Today I felt like Esau.
I took the girls to downtown Austin this morning on the metro rail. Which was fun and exciting but a serious commitment since the train drops off at 9:00 a.m. and doesn’t start running again until 3:45p.m. We spent most of the day at the Austin Children’s Museum milking cows, building houses, being silly. The fun lasted all day—no naps.
After that VERY long day, driving home from the train station, I was suddenly overwhelmed by a fearsome cocktail of exhaustion and hunger. I NEEDED food. So I pulled into a McDonald’s thinking I could buy a $1 diet coke to hold me over until dinner. But I knew even as I pulled into the line that my self-control was in no shape to withstand the chocolate chop cookies sitting on the dollar menu.
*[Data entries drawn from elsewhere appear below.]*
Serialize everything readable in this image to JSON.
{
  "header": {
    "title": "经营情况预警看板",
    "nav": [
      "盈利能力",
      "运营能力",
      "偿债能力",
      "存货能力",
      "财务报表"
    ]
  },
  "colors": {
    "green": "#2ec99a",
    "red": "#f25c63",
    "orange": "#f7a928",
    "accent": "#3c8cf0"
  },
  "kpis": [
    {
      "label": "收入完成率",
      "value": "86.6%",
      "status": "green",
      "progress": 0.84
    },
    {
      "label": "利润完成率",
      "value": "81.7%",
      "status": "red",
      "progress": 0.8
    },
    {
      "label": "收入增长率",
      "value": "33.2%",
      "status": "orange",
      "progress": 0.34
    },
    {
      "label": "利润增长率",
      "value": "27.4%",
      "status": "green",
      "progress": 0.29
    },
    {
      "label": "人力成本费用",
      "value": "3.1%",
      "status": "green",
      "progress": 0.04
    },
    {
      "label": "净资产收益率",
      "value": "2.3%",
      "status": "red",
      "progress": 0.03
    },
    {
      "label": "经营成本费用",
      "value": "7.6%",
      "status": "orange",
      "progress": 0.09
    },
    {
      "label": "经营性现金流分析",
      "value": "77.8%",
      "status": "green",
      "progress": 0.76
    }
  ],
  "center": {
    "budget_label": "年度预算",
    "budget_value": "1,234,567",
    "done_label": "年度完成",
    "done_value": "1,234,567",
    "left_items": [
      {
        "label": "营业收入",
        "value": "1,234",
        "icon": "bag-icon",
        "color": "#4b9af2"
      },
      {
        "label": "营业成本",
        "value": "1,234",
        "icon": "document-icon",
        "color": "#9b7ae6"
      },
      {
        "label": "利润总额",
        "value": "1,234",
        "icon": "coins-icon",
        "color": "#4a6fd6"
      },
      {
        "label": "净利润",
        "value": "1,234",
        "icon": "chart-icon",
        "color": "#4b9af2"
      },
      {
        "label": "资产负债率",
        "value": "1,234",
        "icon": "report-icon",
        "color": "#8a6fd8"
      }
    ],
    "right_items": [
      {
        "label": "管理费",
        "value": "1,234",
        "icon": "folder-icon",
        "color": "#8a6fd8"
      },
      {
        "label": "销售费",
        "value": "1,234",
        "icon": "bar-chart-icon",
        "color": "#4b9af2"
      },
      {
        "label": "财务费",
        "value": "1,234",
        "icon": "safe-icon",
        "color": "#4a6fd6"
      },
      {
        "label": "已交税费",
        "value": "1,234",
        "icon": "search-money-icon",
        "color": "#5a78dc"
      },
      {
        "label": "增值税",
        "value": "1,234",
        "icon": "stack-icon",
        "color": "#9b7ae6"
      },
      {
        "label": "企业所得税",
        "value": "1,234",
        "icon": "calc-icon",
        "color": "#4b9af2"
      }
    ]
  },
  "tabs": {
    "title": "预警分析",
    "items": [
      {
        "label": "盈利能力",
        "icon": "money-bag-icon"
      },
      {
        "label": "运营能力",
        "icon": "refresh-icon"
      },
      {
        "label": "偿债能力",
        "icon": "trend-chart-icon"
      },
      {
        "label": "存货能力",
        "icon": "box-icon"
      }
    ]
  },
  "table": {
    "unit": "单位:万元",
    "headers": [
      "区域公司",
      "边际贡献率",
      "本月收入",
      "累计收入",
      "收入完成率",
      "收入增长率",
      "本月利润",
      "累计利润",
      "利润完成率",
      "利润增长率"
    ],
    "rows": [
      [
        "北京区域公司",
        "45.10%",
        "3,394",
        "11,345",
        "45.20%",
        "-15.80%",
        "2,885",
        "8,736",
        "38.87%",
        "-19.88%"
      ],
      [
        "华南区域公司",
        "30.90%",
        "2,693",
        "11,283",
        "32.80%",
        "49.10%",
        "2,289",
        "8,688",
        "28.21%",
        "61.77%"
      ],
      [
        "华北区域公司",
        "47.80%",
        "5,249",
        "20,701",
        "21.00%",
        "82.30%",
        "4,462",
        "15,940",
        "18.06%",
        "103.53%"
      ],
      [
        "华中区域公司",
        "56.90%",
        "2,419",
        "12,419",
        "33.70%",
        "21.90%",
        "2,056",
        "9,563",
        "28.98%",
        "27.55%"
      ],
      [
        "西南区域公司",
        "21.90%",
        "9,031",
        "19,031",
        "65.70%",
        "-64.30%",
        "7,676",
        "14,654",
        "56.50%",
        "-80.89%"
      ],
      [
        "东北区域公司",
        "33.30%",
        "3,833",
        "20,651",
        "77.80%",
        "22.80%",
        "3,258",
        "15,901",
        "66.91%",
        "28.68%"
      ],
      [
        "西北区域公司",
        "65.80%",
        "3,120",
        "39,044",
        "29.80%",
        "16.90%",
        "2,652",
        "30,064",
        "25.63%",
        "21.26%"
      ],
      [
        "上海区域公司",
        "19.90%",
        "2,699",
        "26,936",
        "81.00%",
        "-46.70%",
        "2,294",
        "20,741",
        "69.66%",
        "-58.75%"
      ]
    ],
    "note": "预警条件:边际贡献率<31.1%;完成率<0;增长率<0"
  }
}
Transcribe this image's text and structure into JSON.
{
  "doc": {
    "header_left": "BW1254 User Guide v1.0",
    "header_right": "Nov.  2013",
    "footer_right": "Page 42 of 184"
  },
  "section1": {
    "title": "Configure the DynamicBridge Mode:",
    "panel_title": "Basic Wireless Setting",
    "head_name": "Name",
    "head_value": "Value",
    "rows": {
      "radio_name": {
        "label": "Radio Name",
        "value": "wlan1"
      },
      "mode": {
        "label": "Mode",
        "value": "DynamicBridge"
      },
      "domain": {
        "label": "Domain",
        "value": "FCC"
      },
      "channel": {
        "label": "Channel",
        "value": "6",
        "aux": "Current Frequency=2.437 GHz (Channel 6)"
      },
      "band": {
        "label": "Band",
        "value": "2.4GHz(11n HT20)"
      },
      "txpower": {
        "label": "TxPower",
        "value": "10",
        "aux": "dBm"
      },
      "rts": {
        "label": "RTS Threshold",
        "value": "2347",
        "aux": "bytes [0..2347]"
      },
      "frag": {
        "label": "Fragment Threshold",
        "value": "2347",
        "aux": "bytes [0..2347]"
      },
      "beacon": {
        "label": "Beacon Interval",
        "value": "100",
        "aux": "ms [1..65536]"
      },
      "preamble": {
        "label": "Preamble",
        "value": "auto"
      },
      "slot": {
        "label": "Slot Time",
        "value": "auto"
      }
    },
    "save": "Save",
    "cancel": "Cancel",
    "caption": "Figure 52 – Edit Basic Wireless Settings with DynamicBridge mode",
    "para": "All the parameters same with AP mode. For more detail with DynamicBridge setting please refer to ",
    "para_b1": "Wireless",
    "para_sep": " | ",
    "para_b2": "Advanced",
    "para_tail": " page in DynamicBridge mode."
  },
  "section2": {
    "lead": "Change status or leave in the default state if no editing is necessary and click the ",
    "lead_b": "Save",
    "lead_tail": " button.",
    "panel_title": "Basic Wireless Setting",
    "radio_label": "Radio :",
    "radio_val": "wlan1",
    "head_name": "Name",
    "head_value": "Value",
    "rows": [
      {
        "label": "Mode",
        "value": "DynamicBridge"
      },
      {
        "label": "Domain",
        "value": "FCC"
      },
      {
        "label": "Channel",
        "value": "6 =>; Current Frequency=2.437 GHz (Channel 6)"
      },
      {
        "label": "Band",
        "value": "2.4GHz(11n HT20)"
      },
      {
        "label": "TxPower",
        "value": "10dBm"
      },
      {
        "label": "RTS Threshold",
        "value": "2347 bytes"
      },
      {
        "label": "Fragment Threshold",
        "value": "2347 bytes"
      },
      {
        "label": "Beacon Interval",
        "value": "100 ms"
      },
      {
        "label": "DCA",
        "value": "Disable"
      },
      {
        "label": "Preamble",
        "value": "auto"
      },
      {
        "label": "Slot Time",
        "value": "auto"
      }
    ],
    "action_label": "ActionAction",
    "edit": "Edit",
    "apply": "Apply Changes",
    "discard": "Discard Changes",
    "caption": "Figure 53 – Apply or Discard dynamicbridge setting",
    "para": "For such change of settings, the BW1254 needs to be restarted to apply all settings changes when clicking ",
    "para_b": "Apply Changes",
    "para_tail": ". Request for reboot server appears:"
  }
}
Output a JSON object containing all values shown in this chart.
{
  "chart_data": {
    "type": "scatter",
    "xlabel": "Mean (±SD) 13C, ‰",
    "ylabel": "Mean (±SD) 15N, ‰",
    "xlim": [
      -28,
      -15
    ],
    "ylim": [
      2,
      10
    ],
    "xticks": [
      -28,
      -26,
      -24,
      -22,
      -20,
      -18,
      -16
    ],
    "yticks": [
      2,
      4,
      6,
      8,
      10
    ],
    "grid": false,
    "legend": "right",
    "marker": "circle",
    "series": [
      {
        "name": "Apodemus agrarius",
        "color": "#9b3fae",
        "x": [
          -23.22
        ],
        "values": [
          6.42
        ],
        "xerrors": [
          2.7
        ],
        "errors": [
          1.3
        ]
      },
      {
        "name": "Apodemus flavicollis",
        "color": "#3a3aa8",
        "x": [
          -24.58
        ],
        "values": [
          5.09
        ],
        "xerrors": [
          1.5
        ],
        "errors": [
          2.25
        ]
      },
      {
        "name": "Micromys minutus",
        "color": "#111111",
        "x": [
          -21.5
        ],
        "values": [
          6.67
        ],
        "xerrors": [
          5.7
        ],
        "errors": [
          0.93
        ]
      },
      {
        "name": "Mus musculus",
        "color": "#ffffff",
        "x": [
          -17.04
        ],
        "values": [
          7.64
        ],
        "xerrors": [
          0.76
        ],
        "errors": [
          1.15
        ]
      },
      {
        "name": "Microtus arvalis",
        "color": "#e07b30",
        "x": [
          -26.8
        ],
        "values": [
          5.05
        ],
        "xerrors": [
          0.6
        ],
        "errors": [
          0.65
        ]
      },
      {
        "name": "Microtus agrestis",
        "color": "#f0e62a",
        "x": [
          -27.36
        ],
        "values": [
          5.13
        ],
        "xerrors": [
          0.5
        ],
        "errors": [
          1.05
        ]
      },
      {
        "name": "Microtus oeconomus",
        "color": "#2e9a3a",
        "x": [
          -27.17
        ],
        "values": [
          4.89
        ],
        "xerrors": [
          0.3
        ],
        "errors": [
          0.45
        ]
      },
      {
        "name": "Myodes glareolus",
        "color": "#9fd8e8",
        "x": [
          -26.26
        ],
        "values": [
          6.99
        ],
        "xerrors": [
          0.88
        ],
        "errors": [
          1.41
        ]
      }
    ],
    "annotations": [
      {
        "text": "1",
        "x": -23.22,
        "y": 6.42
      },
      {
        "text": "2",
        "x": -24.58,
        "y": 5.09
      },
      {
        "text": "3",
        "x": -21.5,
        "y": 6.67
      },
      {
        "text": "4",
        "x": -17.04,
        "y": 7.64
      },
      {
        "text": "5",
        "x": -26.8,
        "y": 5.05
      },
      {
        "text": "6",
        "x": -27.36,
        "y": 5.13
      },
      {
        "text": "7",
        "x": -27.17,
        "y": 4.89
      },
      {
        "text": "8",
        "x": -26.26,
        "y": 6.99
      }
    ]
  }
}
I knew I didn’t need them. I really didn’t need them. I’d had a cupcake and a chai tea already, that on top of a reasonable lunch. And I’d be eating dinner in less than an hour. But I was so in-the-moment hungry. And they were just a dollar and I was already in line.
Sitting there in the drive-thru, completely ignoring my common sense and disciplined conscience, I imagined what must have been going through Esau’s mind when he sold his birthright for a hot bowl of porridge. I figure it was something like: “I don’t care. I want it.”